CCJA: Context-Coherent Jailbreak Attack for Aligned Large Language Models
摘要
Purpose: The accessibility of open-source large language models (LLMs) exacerbates the risk of malicious exploitation via white-box attacks. Current jailbreak attacks often struggle to balance high attack success rates with semantic readability, leading to an incomplete assessment of model robustness. This study aims to evaluate the safety lower bound of open-source models by developing an efficient and interpretable attack method that minimizes manual intervention. Methods: We propose CCJA, a jailbreak attack that optimizes prompts in the continuous embedding space rather than over discrete tokens. By decoding perturbed representations using a Masked Language Model head and jointly minimizing jailbreak and reconstruction losses, CCJA can automatically generate fluent and semantically consistent jailbreak prefixes.

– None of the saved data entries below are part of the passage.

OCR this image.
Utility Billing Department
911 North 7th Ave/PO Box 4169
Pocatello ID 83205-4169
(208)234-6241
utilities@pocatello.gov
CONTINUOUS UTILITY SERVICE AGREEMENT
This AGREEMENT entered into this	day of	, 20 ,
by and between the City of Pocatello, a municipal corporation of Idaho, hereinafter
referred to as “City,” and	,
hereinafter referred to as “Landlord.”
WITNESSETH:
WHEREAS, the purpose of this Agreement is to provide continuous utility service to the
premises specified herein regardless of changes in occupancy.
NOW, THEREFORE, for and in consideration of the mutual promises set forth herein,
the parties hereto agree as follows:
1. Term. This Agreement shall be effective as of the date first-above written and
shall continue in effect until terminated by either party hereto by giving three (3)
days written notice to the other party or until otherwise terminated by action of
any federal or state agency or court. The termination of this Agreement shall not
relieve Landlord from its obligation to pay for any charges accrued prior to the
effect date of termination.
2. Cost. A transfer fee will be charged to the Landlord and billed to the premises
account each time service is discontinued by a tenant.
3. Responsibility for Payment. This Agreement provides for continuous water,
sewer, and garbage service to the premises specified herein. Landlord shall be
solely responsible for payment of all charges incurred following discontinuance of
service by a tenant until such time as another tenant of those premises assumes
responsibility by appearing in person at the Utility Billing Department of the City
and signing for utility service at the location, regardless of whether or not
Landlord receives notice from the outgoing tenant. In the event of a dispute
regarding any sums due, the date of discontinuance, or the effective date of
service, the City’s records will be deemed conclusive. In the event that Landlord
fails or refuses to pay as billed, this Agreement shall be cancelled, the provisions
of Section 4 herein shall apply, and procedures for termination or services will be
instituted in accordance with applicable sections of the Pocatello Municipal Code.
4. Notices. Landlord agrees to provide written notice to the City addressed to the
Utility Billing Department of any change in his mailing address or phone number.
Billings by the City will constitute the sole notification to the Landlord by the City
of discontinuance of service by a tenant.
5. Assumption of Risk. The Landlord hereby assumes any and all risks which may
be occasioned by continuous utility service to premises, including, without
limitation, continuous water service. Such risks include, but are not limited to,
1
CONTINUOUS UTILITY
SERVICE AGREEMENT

Results: Extensive evaluations across multiple LLM families demonstrate that CCJA consistently achieves higher success rates and lower perplexity than state-of-the-art baselines. The generated prompts exhibit strong cross-model transferability to advanced commercial LLMs and maintain high resilience against defense mechanisms such as SmoothLLM and perplexity filtering. Furthermore, the method scales effectively to multi-query and multi-model scenarios. Conclusion: Our results expose substantial safety vulnerabilities in open-source LLMs and demonstrate their potential to compromise closed-source systems via transfer attacks. This work highlights the urgency of stronger safety alignment and provides a practical framework for worst-case robustness evaluation.